Claro que las marías no andan vendiendo chicles con faldas escocesas, pero igual la faldita me quedaba mínima. Apretada y cortita. Y aparte sin calzones, la cabeza con sangre, sandalias, sin calcetas. ¿Checas el look? Lo único que podía decir si me agarraban era que me acababan de violar. Pero traía sangre que no era mía, carajo. Tanto me preocupaba verme así que tardé mucho rato en darme cuenta de lo que estaba pasando afuera. ¡Diosito! Te lo juro, tenía que ser obra de Diosito. Eran fines de enero y estaba lloviendo. 0 sea: diluviando.

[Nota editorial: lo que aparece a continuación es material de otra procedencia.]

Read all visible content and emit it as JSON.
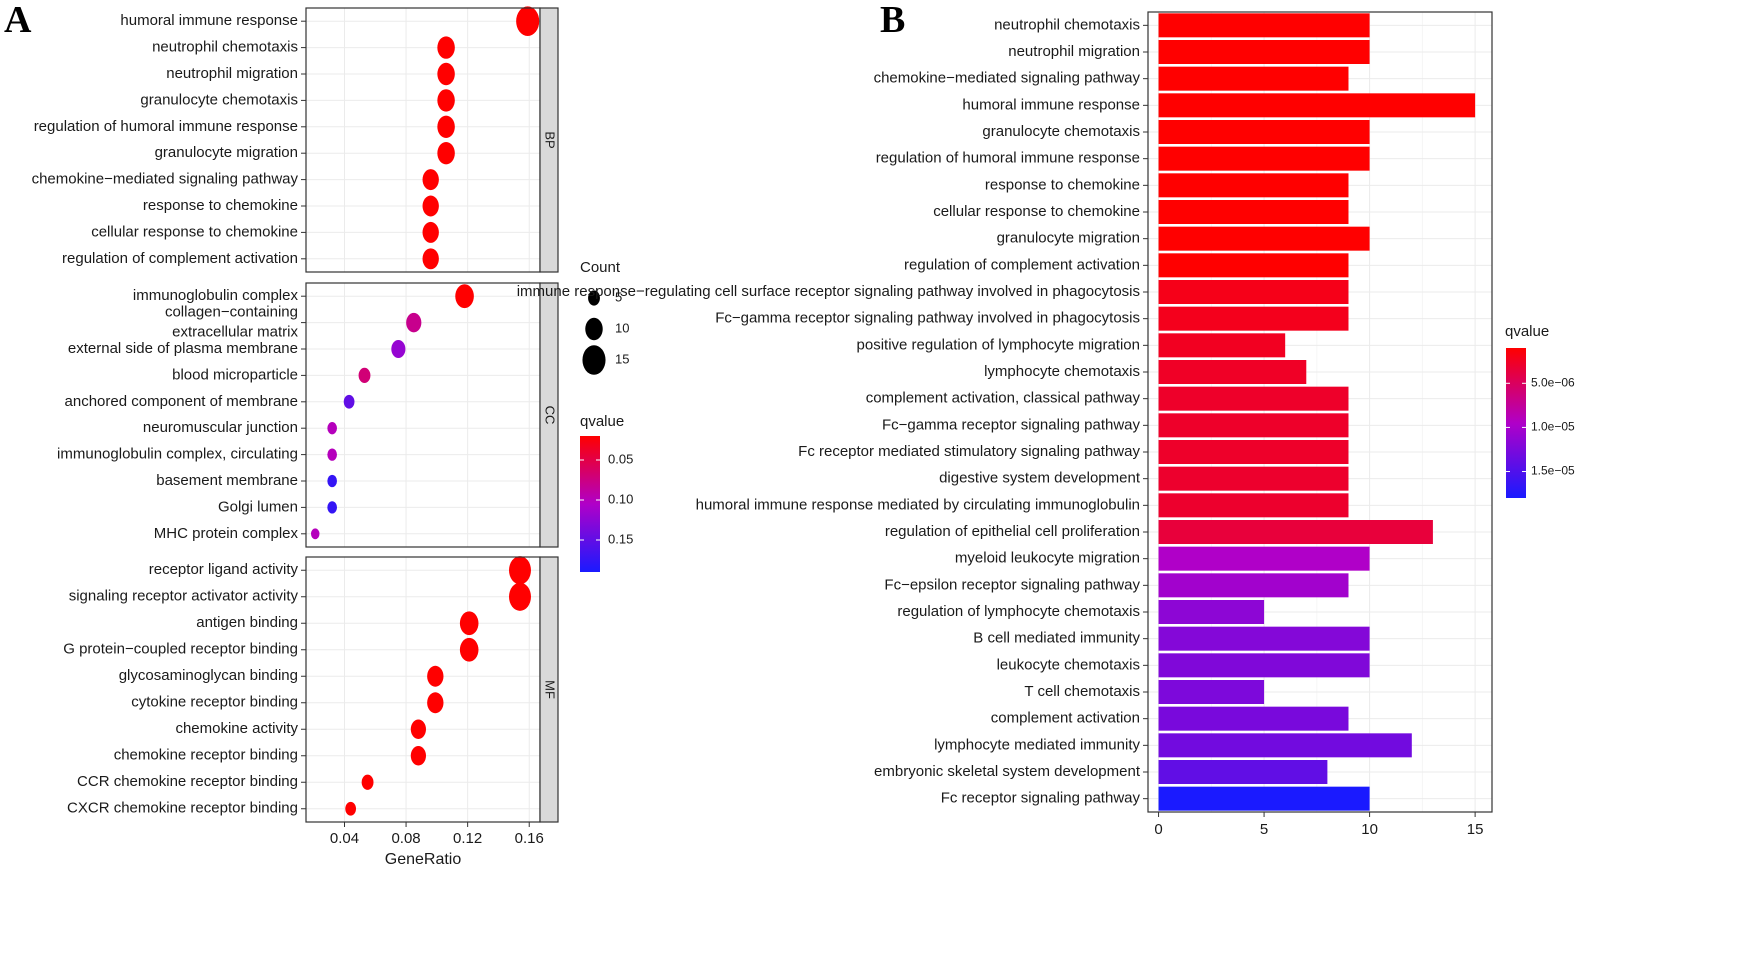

Salí a la calle y agarré lugar debajo de la caída de agua de la casa. Era una regadera, ¿ajá? Me tallaba la cara y la cabeza como si me estuvieran correteando. Aunque claro: me estaban correteando. Pensé: A ver, no traigo celular, ni llaves de mi casa, ni del coche, ni dinero. Lo único que traía era la mochilita con la cámara. Me metí de regreso a la casa y al coche, pensando en esconderme en cualquier lado. El jardín, la azotea, donde fuera. Total, ya de día sería lo más común ver a una niña vestida para ir a la escuela. Así que me quedé en el coche, que por suerte tenía las llaves puestas. Puse el radio quedito y la calefacción bien fuerte.

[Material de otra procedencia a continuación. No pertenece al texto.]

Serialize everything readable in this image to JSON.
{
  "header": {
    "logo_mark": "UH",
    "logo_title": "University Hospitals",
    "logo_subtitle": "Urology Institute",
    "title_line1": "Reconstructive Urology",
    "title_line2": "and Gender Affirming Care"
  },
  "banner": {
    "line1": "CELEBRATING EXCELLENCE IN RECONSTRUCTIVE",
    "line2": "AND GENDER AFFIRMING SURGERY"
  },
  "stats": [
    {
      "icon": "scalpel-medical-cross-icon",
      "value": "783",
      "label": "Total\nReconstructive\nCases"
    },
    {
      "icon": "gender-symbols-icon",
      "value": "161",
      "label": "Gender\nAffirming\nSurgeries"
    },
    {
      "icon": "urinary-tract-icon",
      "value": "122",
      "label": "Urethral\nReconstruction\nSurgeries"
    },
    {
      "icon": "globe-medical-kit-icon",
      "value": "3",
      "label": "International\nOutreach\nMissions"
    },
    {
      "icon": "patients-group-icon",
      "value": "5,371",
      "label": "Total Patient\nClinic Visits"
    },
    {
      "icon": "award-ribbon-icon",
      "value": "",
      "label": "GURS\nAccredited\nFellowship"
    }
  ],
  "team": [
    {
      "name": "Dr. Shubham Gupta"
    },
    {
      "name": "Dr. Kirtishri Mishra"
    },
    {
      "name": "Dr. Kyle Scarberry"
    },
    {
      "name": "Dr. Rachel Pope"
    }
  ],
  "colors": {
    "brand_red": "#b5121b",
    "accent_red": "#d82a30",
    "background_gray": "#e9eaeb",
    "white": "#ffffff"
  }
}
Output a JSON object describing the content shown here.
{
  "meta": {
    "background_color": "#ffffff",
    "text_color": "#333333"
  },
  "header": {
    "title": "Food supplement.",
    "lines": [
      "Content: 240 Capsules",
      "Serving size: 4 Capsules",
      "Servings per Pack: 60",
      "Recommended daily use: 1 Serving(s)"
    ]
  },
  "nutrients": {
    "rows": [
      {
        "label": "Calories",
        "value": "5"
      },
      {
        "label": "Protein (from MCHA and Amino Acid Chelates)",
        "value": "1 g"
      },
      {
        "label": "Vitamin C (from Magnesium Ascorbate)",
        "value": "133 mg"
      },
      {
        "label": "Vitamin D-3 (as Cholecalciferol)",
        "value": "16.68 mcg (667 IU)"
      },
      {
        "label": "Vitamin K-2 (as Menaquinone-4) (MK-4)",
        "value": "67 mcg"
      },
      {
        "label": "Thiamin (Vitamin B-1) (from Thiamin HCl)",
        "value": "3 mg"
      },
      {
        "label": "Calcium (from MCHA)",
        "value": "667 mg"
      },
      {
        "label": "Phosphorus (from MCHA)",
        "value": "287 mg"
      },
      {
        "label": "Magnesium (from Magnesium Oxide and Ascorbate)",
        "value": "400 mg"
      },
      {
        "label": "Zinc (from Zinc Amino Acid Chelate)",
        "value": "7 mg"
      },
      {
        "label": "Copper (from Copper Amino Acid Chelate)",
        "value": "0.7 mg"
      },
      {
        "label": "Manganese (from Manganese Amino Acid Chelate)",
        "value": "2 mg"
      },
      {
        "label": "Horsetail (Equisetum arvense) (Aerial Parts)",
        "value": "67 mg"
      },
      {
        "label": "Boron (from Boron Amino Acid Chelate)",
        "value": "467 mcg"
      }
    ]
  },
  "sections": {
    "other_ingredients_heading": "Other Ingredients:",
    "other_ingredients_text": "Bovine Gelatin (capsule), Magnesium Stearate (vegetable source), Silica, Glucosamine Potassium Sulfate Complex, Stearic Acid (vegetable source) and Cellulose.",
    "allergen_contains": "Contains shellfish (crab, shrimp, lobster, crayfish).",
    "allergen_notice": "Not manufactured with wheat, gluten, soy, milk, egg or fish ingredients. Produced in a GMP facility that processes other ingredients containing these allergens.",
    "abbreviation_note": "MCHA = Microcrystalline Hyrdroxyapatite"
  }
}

Pensé en robarme el coche, en tocarles la puerta y pedir ayuda, en no sé cuántas cosas inservibles, hasta que por ahí de las seis y media decidí hacer como que iba a la escuela. Ya no estaba lloviendo. La blusa seguía mojada, y aparte manchadísima, pero la falda y el chaleco ya se habían secado. Imagínate. Pensé: Ahorita amanece, y me fui caminando por la calle más ancha. No tenía ni idea de dónde estaba, pero como seguido me perdía ya había visto que cuando sigues una calle grande, llegas a otra más grande. Así que me seguí, como por veinte cuadras, extrañadísima porque ya era de día y nadie se iba a trabajar. La muy bruta de mi no se había fijado en dos cosas importantísimas: una era que en lugar de salir, me seguía metiendo más en la pinche colonia, y la otra que era sábado. ¿Qué hacía la pendeja de Violetta vestida de alumnita de escuela nice en sábado? ¿Me crees cuando te digo que sin Diosito estaría muerta? No debo ser tan mala, finalmente. Aunque claro, si yo fuera Diosito, las pasaría negras para perdonarme.

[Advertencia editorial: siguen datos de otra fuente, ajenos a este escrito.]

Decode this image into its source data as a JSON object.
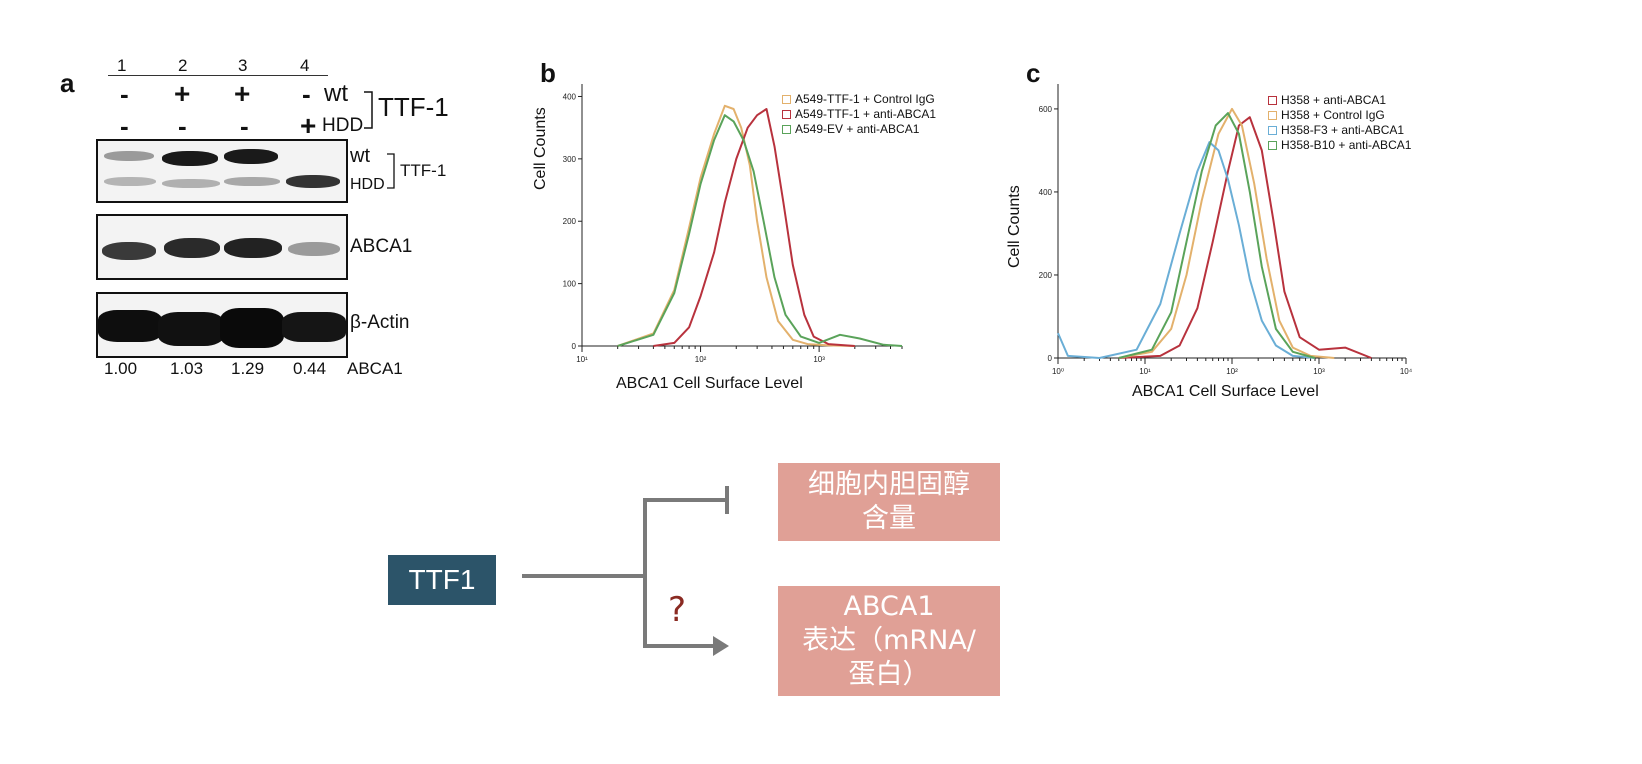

Siempre me entra lo mística cuando me acuerdo de eso. Diosito por acá y los santos por allá, Sor Violetta se salva de nuevo, aunque luego no crea que se lo merece. Porque eso sí que no podía creerlo. ¿Cómo iba a merecerme seguir viva, después de todas las putadas que había hecho? Y te juro que en esos momentos yo veía mis putadas tan terribles como las de los judiciales. Yo era La Comandante, ¿ajá? Y ya ves, por andar haciéndome la hija de puta terminé matando a un güey. Yo lo sentía así, lo había matado. Había inventado el concurso, había hecho trampa y zas: había un muerto. Cuando le quemé la piernita a mi vecino tuve miedo, creí que me iban a encerrar por eso. Pero ahora pensaba que me lo merecía, me encerraran o no. Decía: Soy una puta asesina. Y hasta peor: una asesina puta. ¿Qué tenía que estar yo en la madrugada a media calle lavándome una sangre que no era mía? ¿Cómo había sido posible que siendo tan mamona pudiera andar desnuda y saltando en la cama con pinches judiciales? ¿Estaba yo pendeja, Dios mío? Estaba yo drogada, más bien. Y estaba convencida que era más inteligente que Tía Montse y sus clientes y mis feligreses y mis amiguitos y mi familia y mis enemigos, y vamos viendo: ahí me tienes de bruta a mediodía del sábado dando vueltas a la ciudad en taxi, rezando para no tener que tirarme al chofer. No sé cómo le llames tú a eso, pero yo le llamé tocar fondo: glu, glu, glu.